Over the last year, members of our team have realised that we need to change the way in which we work, this is both as a team and as individuals. The first stage of this is in the realisation that we are actually doing something wrong in the first place. This is a personal experience of mine with regards to Test Driven Development (TDD).
A key realisation was that we need to ensure that quality is higher; quality is always a word which makes me think: What is quality? How do you define quality? I often think that quality is one of the most subjective words in software development. I’ve come to realise that quality isn’t just about how good the code is. It’s about meeting the customer expectations as quickly as possible – that’s the purpose of our job (the Agile Manifesto highlights this).
One of the key things to quality is that getting through system test shouldn’t be a chore. It should be a pleasant experience and the amount of back and forth between System Test and development is a good indicator of poor quality. (Note: this isn’t the only measure of quality; this article isn’t about code quality). This should be reduced to the minimum. This is twofold:
- It can cause friction between developers and testers.
- More importantly it ends up costing you a lot – of trust, and more importantly money.
Unit testing has been around since the computer was born – well programming was born.

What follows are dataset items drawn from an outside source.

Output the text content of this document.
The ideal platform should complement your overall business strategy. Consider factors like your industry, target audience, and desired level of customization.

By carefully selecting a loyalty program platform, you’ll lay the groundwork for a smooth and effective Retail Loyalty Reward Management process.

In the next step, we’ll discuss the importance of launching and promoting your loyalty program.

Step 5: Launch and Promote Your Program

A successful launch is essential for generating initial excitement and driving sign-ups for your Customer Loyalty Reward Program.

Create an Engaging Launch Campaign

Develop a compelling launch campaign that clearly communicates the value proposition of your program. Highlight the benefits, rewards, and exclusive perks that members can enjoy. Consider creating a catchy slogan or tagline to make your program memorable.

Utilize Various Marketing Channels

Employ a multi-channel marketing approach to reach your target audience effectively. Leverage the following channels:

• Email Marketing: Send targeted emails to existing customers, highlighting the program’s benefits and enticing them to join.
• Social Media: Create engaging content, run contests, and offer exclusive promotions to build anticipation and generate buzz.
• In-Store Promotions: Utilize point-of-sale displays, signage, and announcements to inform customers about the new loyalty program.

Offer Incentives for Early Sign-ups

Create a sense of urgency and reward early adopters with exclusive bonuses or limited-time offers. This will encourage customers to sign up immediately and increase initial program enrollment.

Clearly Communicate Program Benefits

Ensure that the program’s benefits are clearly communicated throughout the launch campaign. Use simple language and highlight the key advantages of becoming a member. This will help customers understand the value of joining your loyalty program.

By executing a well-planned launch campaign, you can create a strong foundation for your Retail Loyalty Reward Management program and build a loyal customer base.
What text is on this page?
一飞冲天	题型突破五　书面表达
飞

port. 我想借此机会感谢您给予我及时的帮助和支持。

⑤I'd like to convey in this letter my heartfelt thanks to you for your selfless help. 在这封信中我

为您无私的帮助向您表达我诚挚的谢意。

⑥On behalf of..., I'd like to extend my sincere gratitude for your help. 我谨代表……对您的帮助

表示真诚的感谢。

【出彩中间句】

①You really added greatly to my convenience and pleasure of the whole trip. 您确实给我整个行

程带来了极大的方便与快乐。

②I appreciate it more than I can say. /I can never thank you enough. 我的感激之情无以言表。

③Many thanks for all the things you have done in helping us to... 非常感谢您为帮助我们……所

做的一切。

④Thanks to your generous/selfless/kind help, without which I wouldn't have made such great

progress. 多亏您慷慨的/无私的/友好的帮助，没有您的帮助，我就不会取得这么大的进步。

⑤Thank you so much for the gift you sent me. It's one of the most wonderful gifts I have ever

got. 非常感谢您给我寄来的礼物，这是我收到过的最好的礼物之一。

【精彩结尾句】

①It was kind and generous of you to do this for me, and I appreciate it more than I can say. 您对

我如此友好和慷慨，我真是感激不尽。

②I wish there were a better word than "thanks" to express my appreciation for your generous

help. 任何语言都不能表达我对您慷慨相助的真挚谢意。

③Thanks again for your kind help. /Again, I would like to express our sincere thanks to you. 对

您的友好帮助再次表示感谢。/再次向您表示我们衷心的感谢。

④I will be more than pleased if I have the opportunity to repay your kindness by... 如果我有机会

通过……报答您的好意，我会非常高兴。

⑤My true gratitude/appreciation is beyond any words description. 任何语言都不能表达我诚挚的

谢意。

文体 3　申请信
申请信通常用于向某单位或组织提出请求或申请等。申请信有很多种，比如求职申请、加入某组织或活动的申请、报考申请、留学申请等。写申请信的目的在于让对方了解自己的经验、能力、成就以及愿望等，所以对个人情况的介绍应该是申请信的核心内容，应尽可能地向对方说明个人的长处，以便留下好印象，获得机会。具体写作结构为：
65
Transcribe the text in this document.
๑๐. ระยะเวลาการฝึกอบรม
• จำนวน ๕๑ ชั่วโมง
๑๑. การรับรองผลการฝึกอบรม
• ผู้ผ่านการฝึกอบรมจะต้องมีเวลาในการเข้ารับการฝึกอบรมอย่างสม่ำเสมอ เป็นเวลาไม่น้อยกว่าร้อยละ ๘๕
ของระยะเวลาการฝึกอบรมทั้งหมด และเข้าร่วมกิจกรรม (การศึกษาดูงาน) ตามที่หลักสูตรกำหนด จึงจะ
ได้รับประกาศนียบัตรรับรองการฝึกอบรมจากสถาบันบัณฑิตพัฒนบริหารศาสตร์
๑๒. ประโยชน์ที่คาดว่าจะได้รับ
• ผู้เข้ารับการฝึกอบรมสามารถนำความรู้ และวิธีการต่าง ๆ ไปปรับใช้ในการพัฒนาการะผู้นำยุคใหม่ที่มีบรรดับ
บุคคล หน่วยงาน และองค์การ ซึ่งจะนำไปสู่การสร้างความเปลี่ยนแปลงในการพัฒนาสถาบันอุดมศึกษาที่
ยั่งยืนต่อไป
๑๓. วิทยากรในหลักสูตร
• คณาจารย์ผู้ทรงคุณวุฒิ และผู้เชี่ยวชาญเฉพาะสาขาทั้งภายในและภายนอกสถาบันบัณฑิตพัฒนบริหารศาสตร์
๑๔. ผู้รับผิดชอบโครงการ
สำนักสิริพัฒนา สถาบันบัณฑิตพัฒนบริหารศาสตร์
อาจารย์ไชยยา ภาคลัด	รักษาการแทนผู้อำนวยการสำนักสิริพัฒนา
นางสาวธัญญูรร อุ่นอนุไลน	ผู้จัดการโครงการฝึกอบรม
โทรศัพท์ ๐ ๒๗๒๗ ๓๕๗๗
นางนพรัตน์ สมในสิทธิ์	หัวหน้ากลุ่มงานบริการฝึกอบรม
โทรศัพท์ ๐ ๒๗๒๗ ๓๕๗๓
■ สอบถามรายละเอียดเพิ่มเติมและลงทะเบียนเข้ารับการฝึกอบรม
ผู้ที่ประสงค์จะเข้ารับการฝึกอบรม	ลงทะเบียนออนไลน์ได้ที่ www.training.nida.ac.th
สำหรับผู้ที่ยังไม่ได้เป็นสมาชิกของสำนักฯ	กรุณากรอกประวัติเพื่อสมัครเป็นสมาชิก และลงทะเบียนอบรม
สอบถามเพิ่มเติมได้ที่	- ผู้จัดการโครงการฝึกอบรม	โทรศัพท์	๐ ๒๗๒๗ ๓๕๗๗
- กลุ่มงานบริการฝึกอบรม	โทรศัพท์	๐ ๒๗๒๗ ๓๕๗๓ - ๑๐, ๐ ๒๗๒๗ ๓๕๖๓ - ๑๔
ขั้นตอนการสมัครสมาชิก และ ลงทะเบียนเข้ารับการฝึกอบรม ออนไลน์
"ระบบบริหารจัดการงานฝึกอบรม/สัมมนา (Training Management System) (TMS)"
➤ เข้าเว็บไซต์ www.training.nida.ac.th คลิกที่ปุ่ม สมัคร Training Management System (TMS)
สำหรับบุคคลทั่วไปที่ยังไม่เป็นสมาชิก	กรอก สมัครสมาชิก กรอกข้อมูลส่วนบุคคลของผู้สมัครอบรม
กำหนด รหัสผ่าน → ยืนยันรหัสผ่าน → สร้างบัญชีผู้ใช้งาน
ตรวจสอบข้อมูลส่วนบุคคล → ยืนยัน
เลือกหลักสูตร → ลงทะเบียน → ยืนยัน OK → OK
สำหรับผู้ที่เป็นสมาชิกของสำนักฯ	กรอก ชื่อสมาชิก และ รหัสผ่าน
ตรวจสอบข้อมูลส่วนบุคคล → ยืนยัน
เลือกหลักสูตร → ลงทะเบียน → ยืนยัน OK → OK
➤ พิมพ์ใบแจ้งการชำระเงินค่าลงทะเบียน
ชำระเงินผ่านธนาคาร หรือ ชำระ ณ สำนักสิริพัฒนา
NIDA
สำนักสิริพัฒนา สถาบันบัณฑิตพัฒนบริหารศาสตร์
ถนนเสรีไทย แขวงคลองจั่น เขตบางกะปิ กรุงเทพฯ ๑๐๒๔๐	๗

I wonder whether Ada Lovelace had Unit Tests. I recall my time at University and that my key lecturer – Tony always wanted you to have test harnesses before he’d accept your code for assignments. This meant you had a suite of tests which ensured you substring written in assembler would work. You’d pass in certain strings and then see whether the expected came out – failingl the test if it didn’t work.
I often wonder where I lost that skill or why I forgot to do it. After I graduated it all became about writing code and getting it in to production as soon as possible. It didn’t matter about the tests; it just mattered about getting the code out as soon as possible. How mistaken I have been. I must have cost companies a fortune; I’ve been for interviews where they asked, “How do you test code?” – press F5 and play around with edge cases was generally my answer. You could see their faces – “What about NUnit?”
Big admission I know. For me over the past couple of years I’ve come to realise that software development is all about learning, the faster that you can learn the more adaptable and more progressive you become as a developer.
It’s taken me about 6 months to get used to Test Driven Development, and get it (nearly) completely embedded in to my development practise. I now feel that I have a better understanding of how to write tests, and write better quality code as a consequence. This hasn’t been easy – it’s been hard work, changing the habit of my entire (semi) professional programming career. Write the tests first, and then write the code to make those tests pass.
It is amazing that it now “feels wrong” to be writing code which doesn’t have a test. How weird I wouldn’t have cared a couple of years back. It’s definitely been a learning experience and something that I am now keen to share with other professionals as well.
Once you become passionate about a technique it can quickly rub off on to other people.